Legacy bakeries face challenges with today’s food safety standards. A plant’s mixers, dividers and even conveyors may be just a decade old, but bakeries with equipment installed before the Food Safety Modernization Act of 2011 may discover that upgrading to current rules might be easier said than done.
Sometimes companies need to accept that they need to invest to meet today’s standards for sanitary design feature open-frame construction and are built to prevent debris, allergens and microbials from harboring in nooks and crannies. From a maintenance point of view, toolless parts have streamlined the time it takes to clean and replace components on a regular basis — and even reduce costly changeover time on high-speed production lines.
All of this should be considered when it comes to return on investment for new equipment. To determine if a production line needs an upgrade, one approach is to review equipment with a cross-functional team that includes the operators, engineers, sanitors and mechanics with working knowledge of the systems to identify design challenges that lead to inefficient cleaning, maintenance and inspection.

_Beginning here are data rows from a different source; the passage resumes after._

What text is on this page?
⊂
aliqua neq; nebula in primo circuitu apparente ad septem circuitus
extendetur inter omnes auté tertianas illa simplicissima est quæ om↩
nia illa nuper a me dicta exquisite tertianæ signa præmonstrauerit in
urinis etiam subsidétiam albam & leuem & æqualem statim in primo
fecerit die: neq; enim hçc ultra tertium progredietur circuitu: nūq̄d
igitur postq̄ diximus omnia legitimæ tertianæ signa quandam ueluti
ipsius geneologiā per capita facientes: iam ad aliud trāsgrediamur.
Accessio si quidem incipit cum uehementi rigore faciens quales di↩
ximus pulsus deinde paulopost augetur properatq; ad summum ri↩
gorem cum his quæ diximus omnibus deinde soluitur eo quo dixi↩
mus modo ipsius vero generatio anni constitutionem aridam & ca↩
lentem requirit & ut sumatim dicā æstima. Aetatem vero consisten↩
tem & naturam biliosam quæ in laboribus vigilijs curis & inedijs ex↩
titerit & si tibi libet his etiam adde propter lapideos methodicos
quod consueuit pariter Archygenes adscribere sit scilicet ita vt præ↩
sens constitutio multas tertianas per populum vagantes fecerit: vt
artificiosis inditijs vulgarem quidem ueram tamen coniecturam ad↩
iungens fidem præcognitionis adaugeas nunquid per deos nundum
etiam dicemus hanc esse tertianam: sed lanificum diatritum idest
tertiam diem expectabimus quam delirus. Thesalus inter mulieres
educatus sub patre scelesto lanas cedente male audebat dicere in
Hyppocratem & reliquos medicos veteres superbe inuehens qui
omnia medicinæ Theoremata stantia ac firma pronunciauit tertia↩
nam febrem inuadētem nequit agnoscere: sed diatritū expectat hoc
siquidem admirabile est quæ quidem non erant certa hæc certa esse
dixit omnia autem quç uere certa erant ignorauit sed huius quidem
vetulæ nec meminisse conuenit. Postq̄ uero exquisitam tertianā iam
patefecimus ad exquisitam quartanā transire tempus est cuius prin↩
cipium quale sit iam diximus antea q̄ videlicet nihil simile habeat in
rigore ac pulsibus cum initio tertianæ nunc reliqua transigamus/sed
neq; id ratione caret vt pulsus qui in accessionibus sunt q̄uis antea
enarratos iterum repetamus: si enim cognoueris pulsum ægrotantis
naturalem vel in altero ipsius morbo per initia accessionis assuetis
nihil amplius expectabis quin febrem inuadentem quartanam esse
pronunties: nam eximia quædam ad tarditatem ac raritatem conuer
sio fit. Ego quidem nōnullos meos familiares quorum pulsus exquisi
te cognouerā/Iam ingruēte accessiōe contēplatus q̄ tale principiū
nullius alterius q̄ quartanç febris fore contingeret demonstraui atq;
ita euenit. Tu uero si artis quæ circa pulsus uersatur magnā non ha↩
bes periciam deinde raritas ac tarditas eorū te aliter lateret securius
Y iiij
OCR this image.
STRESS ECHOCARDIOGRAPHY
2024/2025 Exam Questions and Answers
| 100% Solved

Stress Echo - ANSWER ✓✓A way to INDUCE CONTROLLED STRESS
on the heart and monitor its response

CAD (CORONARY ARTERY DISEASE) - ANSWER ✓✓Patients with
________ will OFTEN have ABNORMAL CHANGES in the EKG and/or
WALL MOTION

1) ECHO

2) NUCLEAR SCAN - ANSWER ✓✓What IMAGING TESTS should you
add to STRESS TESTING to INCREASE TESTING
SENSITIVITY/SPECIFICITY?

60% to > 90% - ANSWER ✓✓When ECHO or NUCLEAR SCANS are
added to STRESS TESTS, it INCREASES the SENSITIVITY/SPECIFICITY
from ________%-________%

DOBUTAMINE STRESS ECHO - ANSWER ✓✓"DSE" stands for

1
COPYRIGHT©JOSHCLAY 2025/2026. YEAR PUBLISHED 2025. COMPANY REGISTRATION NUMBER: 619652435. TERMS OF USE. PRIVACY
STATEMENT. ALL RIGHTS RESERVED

At the same time, look for those potential opportunities where modifications, such as switching to servo motors or adding digital controls, can be made to increase yield, which increases operating efficiency. And look at how busy the line operators are working. If they’re racing around, aligning dough pieces, doing unnecessary lifting or pushing along pans to keep product flowing, maybe it’s time to give so-called automated line needs a closer look and plan for future capital investment opportunities.